Shortly after the Northwest mechanics' strike began in August 2005, an FAA inspector alleged that Northwest's replacement workers were not properly trained. In a September 2007 report, the inspector general's office in the Department of Transportation found that the FAA needed better procedures for investigating and resolving inspector safety concerns.

Since the mechanics' strike, the majority of Northwest's maintenance work has been performed by third-party vendors.

"We have direct oversight of our maintenance whether it is done in-house or outside," Kris Bauer, Northwest's senior vice president of technical operations, said in a statement Tuesday.

In Northwest's large Twin Cities and Detroit hubs, Northwest mechanics do daily line-maintenance work. In its smaller Memphis hub and in spoke stations around the United States, outside vendors do the maintenance work, overseen by Northwest managers.

When extensive, regularly scheduled work is done on airplanes, it is called heavy maintenance. At heavy-maintenance vendor sites, Bauer said, "We have people out there permanently looking at every airplane."

He stressed that whether the work is done by Northwest mechanics or outside vendors, the maintenance program has "the same standards."

Bill Swelbar, who analyzes airline data at the Massachusetts Institute of Technology, noted that Northwest spent about 72 percent of its maintenance budget in 2006 on outside vendors. Swelbar said he's seen no correlation between the level of outsourcing and degree of compliance with FAA safety regulations.

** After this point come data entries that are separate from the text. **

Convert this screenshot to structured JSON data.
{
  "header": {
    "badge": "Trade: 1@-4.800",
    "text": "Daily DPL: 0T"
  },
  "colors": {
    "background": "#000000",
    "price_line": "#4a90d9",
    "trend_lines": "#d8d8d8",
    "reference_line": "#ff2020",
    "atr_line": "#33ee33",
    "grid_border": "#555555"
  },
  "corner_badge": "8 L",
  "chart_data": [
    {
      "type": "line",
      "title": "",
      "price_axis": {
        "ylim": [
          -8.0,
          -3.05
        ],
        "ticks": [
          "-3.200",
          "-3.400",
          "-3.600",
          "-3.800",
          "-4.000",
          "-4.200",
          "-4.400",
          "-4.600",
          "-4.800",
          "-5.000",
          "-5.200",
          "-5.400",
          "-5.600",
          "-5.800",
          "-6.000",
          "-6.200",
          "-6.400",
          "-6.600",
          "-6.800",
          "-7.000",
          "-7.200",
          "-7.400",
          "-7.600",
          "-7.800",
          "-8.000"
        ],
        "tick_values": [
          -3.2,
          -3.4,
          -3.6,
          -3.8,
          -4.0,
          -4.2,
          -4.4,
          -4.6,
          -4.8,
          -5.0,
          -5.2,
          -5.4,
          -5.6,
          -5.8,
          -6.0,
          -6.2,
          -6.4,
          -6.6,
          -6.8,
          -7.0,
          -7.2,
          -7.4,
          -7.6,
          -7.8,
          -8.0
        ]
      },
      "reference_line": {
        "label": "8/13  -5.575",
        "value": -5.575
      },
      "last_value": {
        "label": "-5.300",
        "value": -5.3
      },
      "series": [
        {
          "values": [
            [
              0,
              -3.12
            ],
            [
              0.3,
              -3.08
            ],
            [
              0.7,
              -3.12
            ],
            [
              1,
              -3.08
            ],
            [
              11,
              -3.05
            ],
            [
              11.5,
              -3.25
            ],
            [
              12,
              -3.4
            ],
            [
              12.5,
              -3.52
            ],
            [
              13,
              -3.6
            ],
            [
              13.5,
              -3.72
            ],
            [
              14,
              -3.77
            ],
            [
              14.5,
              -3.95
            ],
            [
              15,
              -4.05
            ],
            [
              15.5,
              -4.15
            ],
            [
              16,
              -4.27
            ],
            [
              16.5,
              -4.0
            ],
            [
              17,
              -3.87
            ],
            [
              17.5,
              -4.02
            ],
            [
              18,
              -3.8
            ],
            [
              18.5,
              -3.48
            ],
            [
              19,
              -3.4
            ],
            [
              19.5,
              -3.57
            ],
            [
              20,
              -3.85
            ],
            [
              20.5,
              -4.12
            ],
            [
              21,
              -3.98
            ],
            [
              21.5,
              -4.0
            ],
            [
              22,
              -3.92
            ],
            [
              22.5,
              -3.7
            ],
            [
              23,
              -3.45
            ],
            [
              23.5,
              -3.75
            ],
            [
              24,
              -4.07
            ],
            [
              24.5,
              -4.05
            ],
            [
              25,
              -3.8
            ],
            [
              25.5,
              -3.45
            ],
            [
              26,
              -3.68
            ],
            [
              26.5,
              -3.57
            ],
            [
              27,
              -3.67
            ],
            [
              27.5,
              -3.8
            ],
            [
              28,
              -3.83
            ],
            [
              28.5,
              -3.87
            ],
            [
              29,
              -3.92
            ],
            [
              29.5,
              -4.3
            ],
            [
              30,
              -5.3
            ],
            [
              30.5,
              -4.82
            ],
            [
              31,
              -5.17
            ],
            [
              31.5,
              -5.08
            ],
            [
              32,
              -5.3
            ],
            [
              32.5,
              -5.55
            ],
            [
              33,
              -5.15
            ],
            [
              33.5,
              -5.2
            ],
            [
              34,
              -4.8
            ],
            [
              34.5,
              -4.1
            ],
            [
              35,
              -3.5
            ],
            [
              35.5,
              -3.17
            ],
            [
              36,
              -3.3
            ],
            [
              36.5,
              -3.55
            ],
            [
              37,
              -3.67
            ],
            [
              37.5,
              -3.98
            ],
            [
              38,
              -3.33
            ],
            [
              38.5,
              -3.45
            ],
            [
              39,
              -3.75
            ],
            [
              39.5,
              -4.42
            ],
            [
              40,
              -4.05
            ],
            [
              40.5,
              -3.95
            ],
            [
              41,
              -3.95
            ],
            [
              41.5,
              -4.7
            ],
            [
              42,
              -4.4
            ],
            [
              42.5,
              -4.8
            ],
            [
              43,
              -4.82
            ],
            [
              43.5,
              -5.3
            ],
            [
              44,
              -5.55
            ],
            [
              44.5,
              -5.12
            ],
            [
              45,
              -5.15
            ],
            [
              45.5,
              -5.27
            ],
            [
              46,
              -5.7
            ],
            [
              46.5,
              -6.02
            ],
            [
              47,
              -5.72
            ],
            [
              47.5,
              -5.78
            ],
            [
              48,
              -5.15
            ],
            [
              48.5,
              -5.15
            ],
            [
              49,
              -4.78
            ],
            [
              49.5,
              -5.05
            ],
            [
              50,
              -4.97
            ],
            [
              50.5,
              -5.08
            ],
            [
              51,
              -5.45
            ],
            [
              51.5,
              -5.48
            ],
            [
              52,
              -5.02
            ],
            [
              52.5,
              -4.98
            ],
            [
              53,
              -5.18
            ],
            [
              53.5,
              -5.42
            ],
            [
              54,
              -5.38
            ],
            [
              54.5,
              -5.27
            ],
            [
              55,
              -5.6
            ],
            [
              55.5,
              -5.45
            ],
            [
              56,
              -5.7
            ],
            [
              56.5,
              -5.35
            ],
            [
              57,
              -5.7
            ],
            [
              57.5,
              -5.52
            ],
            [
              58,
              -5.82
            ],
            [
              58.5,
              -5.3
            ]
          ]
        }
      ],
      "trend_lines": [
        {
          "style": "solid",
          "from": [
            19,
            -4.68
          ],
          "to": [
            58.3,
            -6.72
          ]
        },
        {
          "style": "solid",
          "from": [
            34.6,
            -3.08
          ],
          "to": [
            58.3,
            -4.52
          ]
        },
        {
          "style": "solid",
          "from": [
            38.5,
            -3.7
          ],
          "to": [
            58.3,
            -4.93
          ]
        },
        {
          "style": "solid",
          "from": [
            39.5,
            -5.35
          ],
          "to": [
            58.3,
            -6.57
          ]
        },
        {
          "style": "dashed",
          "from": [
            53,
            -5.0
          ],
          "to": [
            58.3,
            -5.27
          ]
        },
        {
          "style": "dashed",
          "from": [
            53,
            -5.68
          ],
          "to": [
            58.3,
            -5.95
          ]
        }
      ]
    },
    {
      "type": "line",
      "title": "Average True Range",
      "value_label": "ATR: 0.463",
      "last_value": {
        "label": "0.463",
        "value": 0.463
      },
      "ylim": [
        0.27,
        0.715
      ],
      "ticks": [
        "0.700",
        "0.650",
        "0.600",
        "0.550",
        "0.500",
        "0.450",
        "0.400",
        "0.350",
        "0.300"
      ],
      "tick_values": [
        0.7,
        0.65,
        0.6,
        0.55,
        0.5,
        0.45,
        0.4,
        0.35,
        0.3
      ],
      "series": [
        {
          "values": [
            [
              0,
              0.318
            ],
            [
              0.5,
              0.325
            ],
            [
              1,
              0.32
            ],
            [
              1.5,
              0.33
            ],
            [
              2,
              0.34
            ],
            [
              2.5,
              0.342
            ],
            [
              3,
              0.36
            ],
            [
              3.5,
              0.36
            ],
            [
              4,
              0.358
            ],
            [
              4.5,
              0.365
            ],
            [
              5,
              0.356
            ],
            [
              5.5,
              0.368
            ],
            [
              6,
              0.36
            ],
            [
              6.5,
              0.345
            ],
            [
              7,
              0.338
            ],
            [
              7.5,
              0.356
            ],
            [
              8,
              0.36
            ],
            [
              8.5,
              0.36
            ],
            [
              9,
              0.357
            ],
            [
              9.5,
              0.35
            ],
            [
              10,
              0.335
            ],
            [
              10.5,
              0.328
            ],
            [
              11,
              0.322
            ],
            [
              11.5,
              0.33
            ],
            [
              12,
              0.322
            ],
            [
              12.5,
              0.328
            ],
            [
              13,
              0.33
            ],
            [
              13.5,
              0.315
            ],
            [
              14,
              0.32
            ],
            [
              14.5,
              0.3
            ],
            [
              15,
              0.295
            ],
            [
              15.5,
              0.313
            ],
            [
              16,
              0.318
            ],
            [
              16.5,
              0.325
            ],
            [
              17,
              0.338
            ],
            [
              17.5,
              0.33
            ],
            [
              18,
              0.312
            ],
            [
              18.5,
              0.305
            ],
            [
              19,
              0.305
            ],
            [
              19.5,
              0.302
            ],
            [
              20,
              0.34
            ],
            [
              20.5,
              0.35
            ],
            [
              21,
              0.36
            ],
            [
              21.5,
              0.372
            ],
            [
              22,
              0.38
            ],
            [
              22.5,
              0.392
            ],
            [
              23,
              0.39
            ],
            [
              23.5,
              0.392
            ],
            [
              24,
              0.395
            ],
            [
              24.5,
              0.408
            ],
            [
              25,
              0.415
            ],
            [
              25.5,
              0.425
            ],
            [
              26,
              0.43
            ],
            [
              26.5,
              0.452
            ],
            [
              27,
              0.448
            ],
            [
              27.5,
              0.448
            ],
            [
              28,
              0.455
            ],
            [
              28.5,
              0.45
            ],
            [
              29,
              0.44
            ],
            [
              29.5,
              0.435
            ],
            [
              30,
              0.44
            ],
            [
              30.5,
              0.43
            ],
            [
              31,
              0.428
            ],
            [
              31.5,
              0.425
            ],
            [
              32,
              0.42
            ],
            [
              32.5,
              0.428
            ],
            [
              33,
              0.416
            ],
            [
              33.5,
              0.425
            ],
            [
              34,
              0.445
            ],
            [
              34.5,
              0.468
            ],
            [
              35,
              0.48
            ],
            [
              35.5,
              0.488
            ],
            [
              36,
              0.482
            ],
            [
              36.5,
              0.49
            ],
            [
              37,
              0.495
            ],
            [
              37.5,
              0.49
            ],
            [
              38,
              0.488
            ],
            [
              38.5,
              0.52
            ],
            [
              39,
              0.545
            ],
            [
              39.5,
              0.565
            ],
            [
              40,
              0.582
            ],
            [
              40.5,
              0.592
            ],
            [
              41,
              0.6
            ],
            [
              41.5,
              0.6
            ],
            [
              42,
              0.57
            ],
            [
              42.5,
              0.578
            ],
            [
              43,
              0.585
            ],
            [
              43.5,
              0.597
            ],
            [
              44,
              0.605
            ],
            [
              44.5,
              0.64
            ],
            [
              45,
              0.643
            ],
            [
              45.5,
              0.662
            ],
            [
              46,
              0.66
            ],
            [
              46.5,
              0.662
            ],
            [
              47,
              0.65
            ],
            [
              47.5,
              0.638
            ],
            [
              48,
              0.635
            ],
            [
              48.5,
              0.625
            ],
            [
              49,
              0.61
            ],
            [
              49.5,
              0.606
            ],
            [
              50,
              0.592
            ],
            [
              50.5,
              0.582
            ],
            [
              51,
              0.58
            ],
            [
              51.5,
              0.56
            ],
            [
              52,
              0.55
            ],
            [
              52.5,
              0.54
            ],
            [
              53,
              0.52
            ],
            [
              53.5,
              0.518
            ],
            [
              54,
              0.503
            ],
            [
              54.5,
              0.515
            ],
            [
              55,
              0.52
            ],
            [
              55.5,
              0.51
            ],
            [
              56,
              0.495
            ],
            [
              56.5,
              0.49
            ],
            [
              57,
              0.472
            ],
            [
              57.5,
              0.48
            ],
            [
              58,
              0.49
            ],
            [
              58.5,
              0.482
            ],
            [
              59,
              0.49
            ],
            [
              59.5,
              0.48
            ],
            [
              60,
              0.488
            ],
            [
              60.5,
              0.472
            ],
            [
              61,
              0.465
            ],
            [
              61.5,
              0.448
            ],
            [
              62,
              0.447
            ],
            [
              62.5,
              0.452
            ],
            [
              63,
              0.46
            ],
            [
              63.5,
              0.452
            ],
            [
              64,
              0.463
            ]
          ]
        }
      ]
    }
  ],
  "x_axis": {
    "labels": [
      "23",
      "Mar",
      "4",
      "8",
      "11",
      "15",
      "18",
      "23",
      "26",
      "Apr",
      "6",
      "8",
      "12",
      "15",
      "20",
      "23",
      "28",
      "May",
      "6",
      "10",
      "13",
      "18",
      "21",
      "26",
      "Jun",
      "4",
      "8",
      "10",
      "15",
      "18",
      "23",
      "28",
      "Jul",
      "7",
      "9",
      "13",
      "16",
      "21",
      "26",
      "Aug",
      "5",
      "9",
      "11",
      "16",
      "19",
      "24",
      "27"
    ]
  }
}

He added that Northwest and other airline executives know that "first and foremost they are selling safe travel."

Bauer said some of Northwest's maintenance vendors are the original manufacturers of the equipment. The airline contracts with Pratt & Whitney to maintain engines on Boeing 747s and 757s and Airbus A330s. ST Aero is Northwest's largest provider for maintaining Northwest's airframes, and it has facilities in Alabama, Texas and Singapore.

Oberstar emphasized that the FAA and the airlines both must be vigilant in enforcing safety standards. "We know that the FAA does not have sufficient personnel, even if they had 50,000 maintenance inspectors," Oberstar said.

In addition to federal regulators, he said, "Safety in aviation relies on a corporate culture of safety."